Par exemple, le fait pour un fournisseur de refuser de vendre ses produits à un distributeur en situation de dépendance économique pourrait avoir pour conséquence d’éliminer du marché ledit distributeur du marché. Si cela amoindrit la concurrence, un abus pourra être caractérisé. En revanche, s’il existe de nombreux autres distributeurs sur le marché, si bien que la concurrence n’en serait pas réellement affectée, l’abus de dépendance économique ne sera pas établi.

L’Autorité de la concurrence ou le Tribunal de commerce peuvent être saisis.

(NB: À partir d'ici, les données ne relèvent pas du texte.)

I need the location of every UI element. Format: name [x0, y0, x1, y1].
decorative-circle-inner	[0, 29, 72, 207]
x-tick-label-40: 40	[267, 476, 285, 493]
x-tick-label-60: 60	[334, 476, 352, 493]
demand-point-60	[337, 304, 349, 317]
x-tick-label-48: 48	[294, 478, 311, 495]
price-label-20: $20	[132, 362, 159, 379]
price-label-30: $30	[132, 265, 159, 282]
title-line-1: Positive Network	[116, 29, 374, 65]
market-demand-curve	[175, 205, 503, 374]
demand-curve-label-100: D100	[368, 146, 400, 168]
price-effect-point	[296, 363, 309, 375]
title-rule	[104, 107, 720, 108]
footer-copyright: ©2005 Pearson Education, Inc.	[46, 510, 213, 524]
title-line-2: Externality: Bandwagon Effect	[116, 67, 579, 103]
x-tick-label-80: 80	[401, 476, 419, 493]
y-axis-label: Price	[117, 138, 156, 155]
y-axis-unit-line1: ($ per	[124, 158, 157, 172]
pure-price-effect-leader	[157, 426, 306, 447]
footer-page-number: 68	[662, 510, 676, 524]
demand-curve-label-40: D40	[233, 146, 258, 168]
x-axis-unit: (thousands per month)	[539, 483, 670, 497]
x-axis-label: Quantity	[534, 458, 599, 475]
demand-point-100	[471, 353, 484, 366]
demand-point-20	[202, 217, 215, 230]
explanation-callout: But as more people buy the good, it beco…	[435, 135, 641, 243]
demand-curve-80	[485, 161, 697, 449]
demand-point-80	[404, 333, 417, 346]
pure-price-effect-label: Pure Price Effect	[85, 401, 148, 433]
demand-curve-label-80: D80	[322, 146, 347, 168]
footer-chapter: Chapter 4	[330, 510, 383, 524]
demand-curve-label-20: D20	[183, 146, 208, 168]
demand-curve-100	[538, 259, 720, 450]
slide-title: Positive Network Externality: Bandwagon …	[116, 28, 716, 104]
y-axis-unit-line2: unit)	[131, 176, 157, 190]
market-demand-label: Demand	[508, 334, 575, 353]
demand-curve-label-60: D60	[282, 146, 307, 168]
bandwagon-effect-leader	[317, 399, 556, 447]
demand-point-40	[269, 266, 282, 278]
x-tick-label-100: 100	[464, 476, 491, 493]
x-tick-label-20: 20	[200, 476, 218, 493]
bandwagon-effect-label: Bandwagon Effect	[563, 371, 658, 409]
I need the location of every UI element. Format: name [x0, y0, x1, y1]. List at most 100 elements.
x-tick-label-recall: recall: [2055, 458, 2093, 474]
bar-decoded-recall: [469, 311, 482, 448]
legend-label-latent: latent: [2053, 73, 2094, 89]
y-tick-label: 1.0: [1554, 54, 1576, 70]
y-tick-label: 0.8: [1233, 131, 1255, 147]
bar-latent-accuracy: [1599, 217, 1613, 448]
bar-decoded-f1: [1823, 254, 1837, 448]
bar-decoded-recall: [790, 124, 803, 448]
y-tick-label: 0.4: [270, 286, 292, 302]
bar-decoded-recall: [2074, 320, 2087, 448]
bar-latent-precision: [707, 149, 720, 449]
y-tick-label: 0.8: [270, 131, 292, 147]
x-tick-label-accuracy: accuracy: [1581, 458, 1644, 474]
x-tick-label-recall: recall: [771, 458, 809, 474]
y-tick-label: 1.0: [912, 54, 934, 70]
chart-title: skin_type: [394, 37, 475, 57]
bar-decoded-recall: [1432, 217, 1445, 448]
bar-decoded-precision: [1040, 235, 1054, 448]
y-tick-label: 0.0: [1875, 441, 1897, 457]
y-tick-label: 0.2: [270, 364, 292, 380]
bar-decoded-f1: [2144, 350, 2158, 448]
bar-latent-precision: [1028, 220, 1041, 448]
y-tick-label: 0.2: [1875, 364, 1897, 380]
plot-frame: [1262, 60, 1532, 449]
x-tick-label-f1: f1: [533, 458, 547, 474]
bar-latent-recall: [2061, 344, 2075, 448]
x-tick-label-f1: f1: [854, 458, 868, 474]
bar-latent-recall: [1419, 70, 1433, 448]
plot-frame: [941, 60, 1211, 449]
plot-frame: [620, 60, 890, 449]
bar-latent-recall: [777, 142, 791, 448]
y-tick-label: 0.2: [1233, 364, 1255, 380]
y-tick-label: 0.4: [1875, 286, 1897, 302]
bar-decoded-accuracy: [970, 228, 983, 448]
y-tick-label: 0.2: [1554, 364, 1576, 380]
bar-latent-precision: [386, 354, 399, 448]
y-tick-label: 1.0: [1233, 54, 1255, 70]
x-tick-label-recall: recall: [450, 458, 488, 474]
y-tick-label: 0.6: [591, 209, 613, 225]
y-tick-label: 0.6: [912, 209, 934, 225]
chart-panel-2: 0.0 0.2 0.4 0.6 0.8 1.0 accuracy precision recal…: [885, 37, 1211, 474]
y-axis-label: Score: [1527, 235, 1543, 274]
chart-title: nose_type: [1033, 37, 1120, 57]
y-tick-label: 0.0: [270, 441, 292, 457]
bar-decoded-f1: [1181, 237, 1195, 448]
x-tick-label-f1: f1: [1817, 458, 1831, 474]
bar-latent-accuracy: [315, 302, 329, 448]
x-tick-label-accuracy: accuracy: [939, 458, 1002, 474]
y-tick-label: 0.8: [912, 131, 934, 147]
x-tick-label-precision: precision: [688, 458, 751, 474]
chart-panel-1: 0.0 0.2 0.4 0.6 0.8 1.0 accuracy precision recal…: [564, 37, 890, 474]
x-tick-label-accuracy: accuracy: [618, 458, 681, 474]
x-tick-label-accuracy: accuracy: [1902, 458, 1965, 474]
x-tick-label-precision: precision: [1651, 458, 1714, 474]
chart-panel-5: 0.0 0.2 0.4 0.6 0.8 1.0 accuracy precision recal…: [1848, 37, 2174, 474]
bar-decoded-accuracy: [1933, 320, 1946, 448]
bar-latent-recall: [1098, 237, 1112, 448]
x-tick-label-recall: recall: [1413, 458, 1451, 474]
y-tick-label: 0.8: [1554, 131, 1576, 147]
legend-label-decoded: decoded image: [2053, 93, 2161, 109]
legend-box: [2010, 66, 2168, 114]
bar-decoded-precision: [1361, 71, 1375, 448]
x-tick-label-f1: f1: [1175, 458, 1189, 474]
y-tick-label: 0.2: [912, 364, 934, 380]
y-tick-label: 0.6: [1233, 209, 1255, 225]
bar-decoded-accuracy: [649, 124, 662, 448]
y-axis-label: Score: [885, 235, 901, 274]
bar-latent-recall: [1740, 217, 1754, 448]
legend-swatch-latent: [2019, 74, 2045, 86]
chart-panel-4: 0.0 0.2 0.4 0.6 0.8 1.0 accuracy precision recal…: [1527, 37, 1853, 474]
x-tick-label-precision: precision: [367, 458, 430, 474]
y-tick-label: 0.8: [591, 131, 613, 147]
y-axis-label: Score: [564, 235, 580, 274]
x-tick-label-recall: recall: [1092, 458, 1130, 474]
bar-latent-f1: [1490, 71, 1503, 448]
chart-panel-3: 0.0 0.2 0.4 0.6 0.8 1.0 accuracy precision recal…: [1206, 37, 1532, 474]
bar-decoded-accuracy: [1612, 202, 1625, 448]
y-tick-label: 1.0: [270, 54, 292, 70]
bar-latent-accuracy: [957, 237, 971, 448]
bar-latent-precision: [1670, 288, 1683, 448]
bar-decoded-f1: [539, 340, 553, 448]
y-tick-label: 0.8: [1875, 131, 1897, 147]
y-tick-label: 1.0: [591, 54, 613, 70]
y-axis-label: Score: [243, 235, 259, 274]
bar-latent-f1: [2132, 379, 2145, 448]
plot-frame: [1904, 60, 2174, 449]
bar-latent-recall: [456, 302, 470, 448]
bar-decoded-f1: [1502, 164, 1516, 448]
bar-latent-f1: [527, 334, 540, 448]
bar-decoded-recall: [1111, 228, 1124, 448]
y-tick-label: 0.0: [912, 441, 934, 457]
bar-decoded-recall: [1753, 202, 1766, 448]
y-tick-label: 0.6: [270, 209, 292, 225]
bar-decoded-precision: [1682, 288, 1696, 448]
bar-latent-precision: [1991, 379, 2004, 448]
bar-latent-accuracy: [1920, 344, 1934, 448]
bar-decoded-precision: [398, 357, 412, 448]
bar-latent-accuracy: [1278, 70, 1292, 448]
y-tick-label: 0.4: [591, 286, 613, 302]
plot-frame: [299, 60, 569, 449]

La victime d’un abus de dépendance économique peut à son choix saisir l’Autorité de la concurrence ou le Tribunal de commerce.

L’Autorité de la concurrence est compétente pour infliger une amende à l’entreprise ayant commis un abus de dépendance économique. Le montant de cette amende peut s’élever jusqu’à 10 % de son chiffre d’affaires annuel consolidé. Cette amende est versée au Trésor public et n’a donc pas pour objet d’indemniser l’entreprise victime de l’abus de dépendance économique. Pour être indemnisée du préjudice subi en raison de l’abus, la victime doit saisir le Tribunal de commerce, lequel, si la dépendance économique, l’abus et le préjudice sont démontrés, lui allouera des dommages et intérêts.

Démontrer un abus de dépendance est donc difficile

Démontrer un abus de dépendance économique n’est donc pas aisé. Avant de déposer une plainte auprès de l’Autorité de la concurrence ou entamer une action en dommages et intérêts devant le Tribunal de commerce, il est conseillé de vérifier si le comportement abusif en cause ne pourrait pas être sanctionné par le biais d’une autre infraction plus aisée à mettre en oeuvre (rupture brutale des relations, clauses déséquilibrées dans les contrats commerciaux, etc.).